Moekti berharap, pertumbuhan ekonomi kembali normal atau malah lebih baik dari sebelumnya apabila vaksin Covid-19 berhasil ditemukan atau dibuat. “Namun jika vaksin belum ditemukan, kita tetap harus tetap melakukan gerakan 3M (Memakai Masker, Menjaga Jarak, Mencuci Tangan) sehingga kegiatan ekonomi bisa berjalan normal kembali,” harapnya.
Dalam kesempatan yang sama, Ketua Ikatan Dokter Indonesia (IDI) Daeng M. Faqih mengutarakan, untuk menangani pandemi Covid-19 ini a harus diketahui center of gravity-nya lebih dahulu. Pasalnya, sampai saat ini belum diketahui sampai kapan kurva penyebaran virus asal Wuhan China ini sampai puncaknya.
Daeng Faqih memaparkan data Satgas Penanganan Covid-19 dua hari sebelumnya ( Selasa 13/10/2020) tercatat ada 3.906 kasus baru.Sehingga total kasus virus corona di Indonesia menjadi 340.622 orang.
Untuk jumlah pasien yang sembuh bertambah sebanyak 4.777 orang. Total pasien sembuh sebanyak 263.296 orang. Sedangkan 12.027 pasien positif virus corona dilaporkan meninggal dunia.
“Ini kurva (penyebaran Covid-19) sepertinya belum sampai puncak. Meski begitu kita bersyukur dari data pemerintah angka kesembuhan hampir mendekati 80 persen, angka kematian bisa ditekan di angka 3,4 persen,” katanya.
Untuk menurunkan angka penularan Covid-19 yang penyebarannya lewat manusia dan berlangsung cepat ketimbang virus SARS dan MERS adalah dengan menyediakan pelayanan kesehatan kepada masyarakat. Menurutnya, saat ini pemerintah sudah sigap dengan melakukan strategi pelayanan kesehatan ke masyarakat yang terpapar Covid-19.
Strategi kedua adalah melakukan langkah pencegahan bagi OTG atau orang sehat. Misalnya dengan melakukan gerakan 3M. Masalahnya, dalam beberapa survei, orang Indonesia ternyata banyak yang tidak peduli dengan 3M ini.
Akan halnya vaksin Covid-19 yang banyak diharapkan semua negara, termasuk Indonesia, menurut d
“Kalau kita kompak dengan gerakan 3 M, maka akan lebih cepat penanganan virusnya. Cara lain yang lebih spesifik yakni dengan pemakaian vaksin sebagai penangkal antibodi di tubuh. “Ini harapan bagi kita semua supaya kecepatan penularan covid bisa diatasi,” harap Daeng.

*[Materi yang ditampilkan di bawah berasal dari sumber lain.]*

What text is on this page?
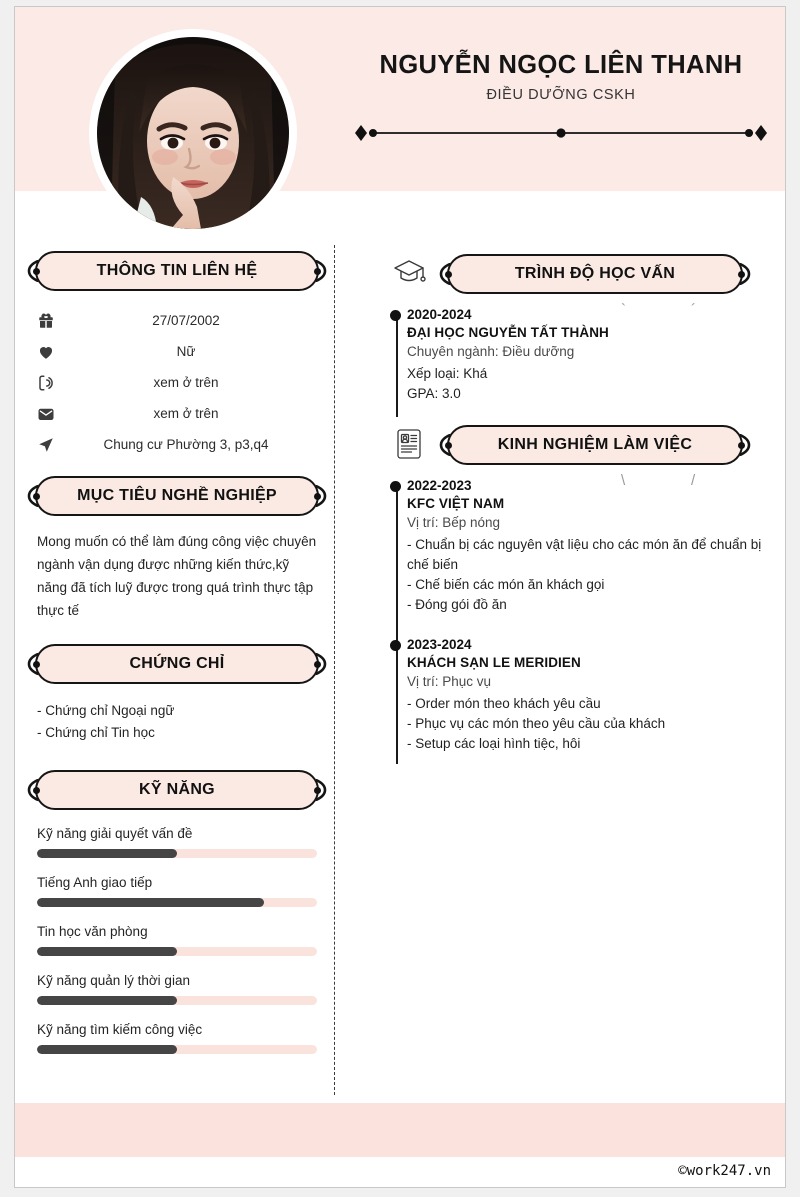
NGUYỄN NGỌC LIÊN THANH
ĐIỀU DƯỠNG CSKH
THÔNG TIN LIÊN HỆ
27/07/2002
Nữ
xem ở trên
xem ở trên
Chung cư Phường 3, p3,q4
MỤC TIÊU NGHỀ NGHIỆP
Mong muốn có thể làm đúng công việc chuyên ngành vận dụng được những kiến thức,kỹ năng đã tích luỹ được trong quá trình thực tập thực tế
CHỨNG CHỈ
- Chứng chỉ Ngoại ngữ
- Chứng chỉ Tin học
KỸ NĂNG
Kỹ năng giải quyết vấn đề
Tiếng Anh giao tiếp
Tin học văn phòng
Kỹ năng quản lý thời gian
Kỹ năng tìm kiếm công việc
TRÌNH ĐỘ HỌC VẤN
`	´
2020-2024
ĐẠI HỌC NGUYỄN TẤT THÀNH
Chuyên ngành: Điều dưỡng
Xếp loại: Khá
GPA: 3.0
KINH NGHIỆM LÀM VIỆC
\	/
2022-2023
KFC VIỆT NAM
Vị trí: Bếp nóng
- Chuẩn bị các nguyên vật liệu cho các món ăn để chuẩn bị chế biến
- Chế biến các món ăn khách gọi
- Đóng gói đồ ăn
2023-2024
KHÁCH SẠN LE MERIDIEN
Vị trí: Phục vụ
- Order món theo khách yêu cầu
- Phục vụ các món theo yêu cầu của khách
- Setup các loại hình tiệc, hôi
©work247.vn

Masalahnya, pembuatan vaksin yang masih dalam proses sekarang, bukan di efektifitas dan efisiensinya. Tapi lebih ke segi kualitas yang makin baik. Artinya cara pembuatan atau proses dari bahan baku sampai produk jadi bisa memenuhi good manufacturing practice. Selain itu, vaksin tersebut harus memenuhi kriteria aman, safety dan khasiatnya terbukti. Semuanya harus dilakukan lewat penelitian dan uji klinis (pada hewan dan manusia).
“Bila vaksin itu sudah ada, yang tidak boleh dilupakan bagi masyarakat Indonesia adalah aspek affordable dan acceptability, keterjangkauan harga dan diterima masyarakat. Yang terakhir ini lebih ke masalah halal dan haram produk,” tuntasnya.